Atualizado: 1 de out. de 2021

Autores: Weverton Carlos Ferreira Trindade, Raphaela A. Duarte Silveira e Thais R. Semprebom

Foto de duas orcas saltando no oceano, com cerca de dois terços do corpo para fora da água. No primeiro plano vemos um delas lateralmente. No segundo plano vemos a outra ventralmente.

Os cetáceos são um grupo de mamíferos que são exclusivamente aquáticos. Fonte: skeeze/Pixabay.



Os cetáceos, que têm como principais representantes as baleias e os golfinhos, são um grupo de mamíferos que vivem exclusivamente na água. Embora a maioria dos cetáceos seja reconhecida pela sua aparência e comportamento amigável, o nome do grupo tem origem em um monstro marinho da mitologia grega chamado Cetus.

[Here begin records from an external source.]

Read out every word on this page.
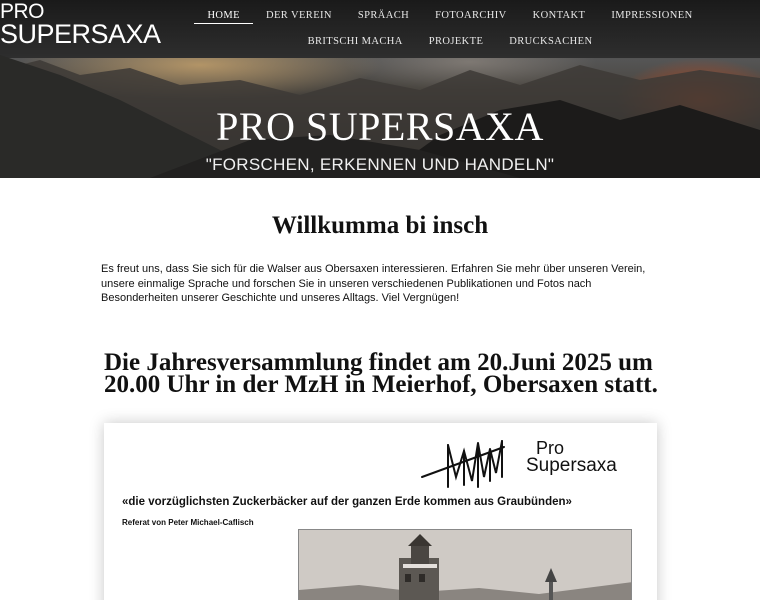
PRO
SUPERSAXA
HOME	DER VEREIN	SPRÄACH	FOTOARCHIV	KONTAKT	IMPRESSIONEN
BRITSCHI MACHA	PROJEKTE	DRUCKSACHEN
PRO SUPERSAXA
"FORSCHEN, ERKENNEN UND HANDELN"
Willkumma bi insch

Es freut uns, dass Sie sich für die Walser aus Obersaxen interessieren. Erfahren Sie mehr über unseren Verein, unsere einmalige Sprache und forschen Sie in unseren verschiedenen Publikationen und Fotos nach Besonderheiten unserer Geschichte und unseres Alltags. Viel Vergnügen!

Die Jahresversammlung findet am 20.Juni 2025 um 20.00 Uhr in der MzH in Meierhof, Obersaxen statt.
Pro
Supersaxa
«die vorzüglichsten Zuckerbäcker auf der ganzen Erde kommen aus Graubünden»
Referat von Peter Michael-Caflisch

Ilustração do Cetus, um monstro aquático da mitologia grega. Os dois membros dianteiros parecem mãos com quatro dedos e unhas. O membro posterior é uma cauda com nadadeiras. Há também nadadeiras dorsais. O focinho é largo com duas narinas. Abaixo da boca parece haver pelos.

Ilustração do Cetus, monstro aquático da mitologia grega que deu origem ao nome cetáceos. Fonte: Sidney Hall/Wikipedia (Domínio Público).



As baleias compreendem os cetáceos que possuem barbatanas ao invés de dentes (Mysticeti ou baleen whales). Essas barbatanas são formadas por placas de queratina (mesma estrutura que forma nossas unhas e cabelos) que ajudam a filtrar e capturar os alimentos na água. Estes cetáceos compreendem animais famosos como a baleia-jubarte, a baleia-franca e a baleia-azul. Já os golfinhos e orcas são exemplos de cetáceos com dentes (Odontoceti), membros da família Delphinidae.



Foto de um filhote de baleia-cinzenta com a cabeça para fora da água e com boca aberta, mostrando as placas de queratina.

Filhote de baleia-cinzenta, com suas barbatanas (placas de queratina na boca) que ajudam a filtrar o alimento na água. Fonte: Michael Greenfelder/Alamy/Smithsonian (2007).



Foto de uma orca com a cabeça para fora da água e com a boca aberta, mostrando os dentes pontiagudos.

As orcas, comumente chamadas de baleias-assassinas, são cetáceos dentados que pertencem à família dos golfinhos. Fonte: Pixnio (Domínio Público).



Existem ainda outros cetáceos que não são nem do grupo das baleias com barbatanas nem do grupo dos golfinhos. É o caso dos focenídeos, narvais, belugas, baleias bicudas e cachalotes.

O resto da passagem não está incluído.